Dua tahun lalu, ibu-ibu Jelak Joyo Food merilis menu bandeng yang, menurut saya, cukup canggih. Namanya sate komoh bandeng. Itu adalah daging bandeng seukuran jempol orang dewasa yang dibalur bumbu rempah lalu ditusuk pakai bambu dan kemudian dibakar. Saya mencicipinya saat Festival Bandeng Jelak. Rasa nikmatnya niscaya membuat Anda melupakan masalah-masalah dalam hidup.

Selain bandeng bakar madu dan sate komoh bandeng, varian lain olahan bandeng jelak ada bandeng presto, bandeng krispi, abon bandeng, botok bandeng, hingga stik duri bandeng. Berbagai produk olahan bandeng jelak ini juga menjadi langganan organisasi perangkat daerah (OPD) di lingkungan Pemkot Pasuruan saat menjamu tamu dari luar kota atau sekadar hidangan di kegiatan-kegiatan internal kantor.

Perkuat Branding Lewat Pariwisata

Sejatinya, bandeng jelak sudah memiliki pasar lokal yang lumayan. Belum lagi, sejak beberapa tahun terakhir, Pemkot Pasuruan rutin menggelar Festival Bandeng Jelak. Festival ini menjadi ajang promosi dan sosialisasi produk bandeng jelak kepada publik yang lebih luas.

Yang perlu menjadi catatan, Festival Bandeng Jelak jangan sampai berhenti pada seremoni belaka. Sebagai produk kuliner, olahan bandeng jelak sepeti bandeng bakar madu dan sate komoh bandeng memiliki rasa yang tidak hanya sedap, tapi sangat bisa diadu dengan produk olahan bandeng dari daerah lain.

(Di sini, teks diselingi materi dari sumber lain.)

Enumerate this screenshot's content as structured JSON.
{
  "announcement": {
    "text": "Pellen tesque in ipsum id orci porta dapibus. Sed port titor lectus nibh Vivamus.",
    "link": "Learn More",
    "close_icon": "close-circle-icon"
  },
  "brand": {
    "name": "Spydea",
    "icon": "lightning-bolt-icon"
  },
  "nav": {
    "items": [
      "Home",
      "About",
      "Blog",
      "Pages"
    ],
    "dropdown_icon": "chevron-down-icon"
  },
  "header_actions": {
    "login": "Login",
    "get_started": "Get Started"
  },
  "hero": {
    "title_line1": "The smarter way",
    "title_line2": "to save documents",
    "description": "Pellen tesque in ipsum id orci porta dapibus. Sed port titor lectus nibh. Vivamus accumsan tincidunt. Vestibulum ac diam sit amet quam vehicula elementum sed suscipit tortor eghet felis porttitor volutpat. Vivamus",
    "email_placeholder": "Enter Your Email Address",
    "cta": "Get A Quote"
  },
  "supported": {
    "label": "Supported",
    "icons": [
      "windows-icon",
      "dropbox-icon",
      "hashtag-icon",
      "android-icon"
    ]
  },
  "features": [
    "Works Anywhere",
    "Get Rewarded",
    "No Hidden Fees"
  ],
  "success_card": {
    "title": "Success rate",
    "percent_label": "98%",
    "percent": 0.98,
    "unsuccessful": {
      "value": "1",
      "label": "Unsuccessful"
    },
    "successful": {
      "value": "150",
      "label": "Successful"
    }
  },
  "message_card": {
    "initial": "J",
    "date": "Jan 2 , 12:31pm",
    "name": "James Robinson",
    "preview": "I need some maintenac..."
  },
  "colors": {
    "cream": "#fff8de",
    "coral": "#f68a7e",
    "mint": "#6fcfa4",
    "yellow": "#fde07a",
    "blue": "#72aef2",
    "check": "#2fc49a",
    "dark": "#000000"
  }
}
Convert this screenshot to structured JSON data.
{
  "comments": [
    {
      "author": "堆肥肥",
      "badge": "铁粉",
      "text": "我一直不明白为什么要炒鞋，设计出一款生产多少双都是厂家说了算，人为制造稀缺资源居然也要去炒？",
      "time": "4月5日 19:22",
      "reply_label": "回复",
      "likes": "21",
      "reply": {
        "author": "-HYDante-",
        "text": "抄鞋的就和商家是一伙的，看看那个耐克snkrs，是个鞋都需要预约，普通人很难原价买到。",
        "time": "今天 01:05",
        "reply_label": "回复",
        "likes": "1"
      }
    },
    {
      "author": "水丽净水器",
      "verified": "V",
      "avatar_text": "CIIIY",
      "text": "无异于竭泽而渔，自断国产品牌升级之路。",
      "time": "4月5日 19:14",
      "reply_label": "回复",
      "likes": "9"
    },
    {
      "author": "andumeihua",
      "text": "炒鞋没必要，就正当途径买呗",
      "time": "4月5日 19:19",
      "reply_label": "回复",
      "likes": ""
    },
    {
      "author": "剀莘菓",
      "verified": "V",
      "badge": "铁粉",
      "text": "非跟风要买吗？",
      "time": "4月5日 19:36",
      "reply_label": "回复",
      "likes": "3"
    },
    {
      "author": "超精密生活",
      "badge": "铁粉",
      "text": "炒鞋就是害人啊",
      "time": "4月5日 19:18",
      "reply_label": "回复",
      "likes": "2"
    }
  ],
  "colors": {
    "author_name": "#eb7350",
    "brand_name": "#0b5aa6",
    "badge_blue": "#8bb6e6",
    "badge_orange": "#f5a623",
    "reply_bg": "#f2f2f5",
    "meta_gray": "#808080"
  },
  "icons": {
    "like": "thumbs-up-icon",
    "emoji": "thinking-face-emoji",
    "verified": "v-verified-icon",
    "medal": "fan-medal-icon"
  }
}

Sekarang tinggal bagaimana dan sejauh mana Pemkot Pasuruan mau intervensi untuk mengurus bandeng. Pemkot, misalnya, di lain sektor menunjukkan keseriusannya mem-branding mebel di Kelurahan bukir. Setelah membangun wisata kampung mebel, tahun ini pemkot juga menambah fasilitas penunjang wisata kampung mebel dengan membangun penanda sekaligus papan informasi di 10 titik.

Hal yang sama seharusnya juga bisa dilakukan terhadap bandeng jelak. Pada tahun 2022 lalu, pemkot pernah mengalokasikan anggaran Rp600 juta untuk membangunan kampung tematik di Lingkungan Jelakrejo yang mencakup pembangunan tugu ikon bandeng jelak dan sejumlah infrastruktur pendukung lainnya.

Sayangnya kampung tematik itu sama sekali belum bisa menarik perhatian karena tidak tampak dari luar. Pengunjung harus lebih dulu masuk ke dalam kampung untuk tahu bahwa ada kampung tematik tersebut. Maksud saya, seperti wisata kampung mebel bukir, perlu ada banyak penanda ikonik di lokasi yang strategis sebagai branding sekaligus petunjuk arah bagi pengunjung.

Toh lokasi Jelakrejo sebenarnya tak sulit-sulit amat dijangkau. Lingkungan Jelakrejo berada di sekitar Jalur Pantura Pasuruan-Probolinggo. Tak begitu jauh dari gapura masuk Kota Pasuruan yang berada di sisi timur. Jika ada penanda yang eye catching di sekitar situ, tentu akan membuat orang penasaran dan bahkan berkeinginan mampir.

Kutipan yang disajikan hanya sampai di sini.